Meski menggerutu seperti itu, ia tetap khawatir dengan keadaan Yudhistira
Namun, baru saja ia selesai mengatakan kekesalannya, keributan dari luar vila terdengar keras.
Arjuna terkejut mendengar suara ini.
“Siapa yang buat keributan pagi-pagi begini?”
Dengan penuh kekesalan, Arjuna berjalan keluar dari vilanya.

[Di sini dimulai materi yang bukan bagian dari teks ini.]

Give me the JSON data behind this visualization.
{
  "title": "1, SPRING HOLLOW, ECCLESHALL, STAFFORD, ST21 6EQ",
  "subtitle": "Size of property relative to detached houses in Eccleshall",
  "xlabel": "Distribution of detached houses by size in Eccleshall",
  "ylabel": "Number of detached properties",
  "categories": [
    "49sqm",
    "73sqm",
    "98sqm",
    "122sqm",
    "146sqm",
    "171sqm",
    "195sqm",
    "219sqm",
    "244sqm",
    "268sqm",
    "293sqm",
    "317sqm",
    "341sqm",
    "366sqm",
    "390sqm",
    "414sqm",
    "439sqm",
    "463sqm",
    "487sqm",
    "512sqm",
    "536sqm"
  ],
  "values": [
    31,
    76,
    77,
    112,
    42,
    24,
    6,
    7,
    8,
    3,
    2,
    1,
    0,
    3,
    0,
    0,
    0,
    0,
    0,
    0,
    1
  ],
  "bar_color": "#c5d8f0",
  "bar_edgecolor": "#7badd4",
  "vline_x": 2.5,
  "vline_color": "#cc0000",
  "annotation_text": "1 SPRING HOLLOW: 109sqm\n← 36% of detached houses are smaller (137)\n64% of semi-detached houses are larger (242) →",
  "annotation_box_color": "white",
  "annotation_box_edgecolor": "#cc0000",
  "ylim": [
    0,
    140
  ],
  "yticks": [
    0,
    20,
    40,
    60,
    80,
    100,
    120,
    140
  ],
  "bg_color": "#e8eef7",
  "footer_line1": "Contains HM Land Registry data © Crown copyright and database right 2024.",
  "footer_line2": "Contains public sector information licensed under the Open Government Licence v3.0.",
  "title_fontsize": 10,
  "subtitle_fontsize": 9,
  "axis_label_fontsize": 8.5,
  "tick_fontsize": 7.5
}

Namun, baru saja melangkahkan kaki, seseorang bertubuh besar dengan pakaian serba hitam muncul di depannya.
“Akhirnya aku bisa membalaskan dendamku padamu. Kau yang membunuh istri dan anak-anakku dengan kejamnya. Kau juga sudah membuatku hampir mati dan mempermalukanku.”
Arjuna penuh dengan ketakutan menatap pria besar di depannya. Ia tak menyangka, bahwa apa yang dipirkannya benar-benar terjadi.
Bimo, yang telah ia siksa sampai sekarat kini hidup kembali dan menjadi lebih kuat dari sebelumnya.
“Bimo….?”
Bimo menatapnya dengan kejam, tubuhnya bergetar. Dengan suara kegembiraan, dia berkata, “Ya, ini adalah aku.”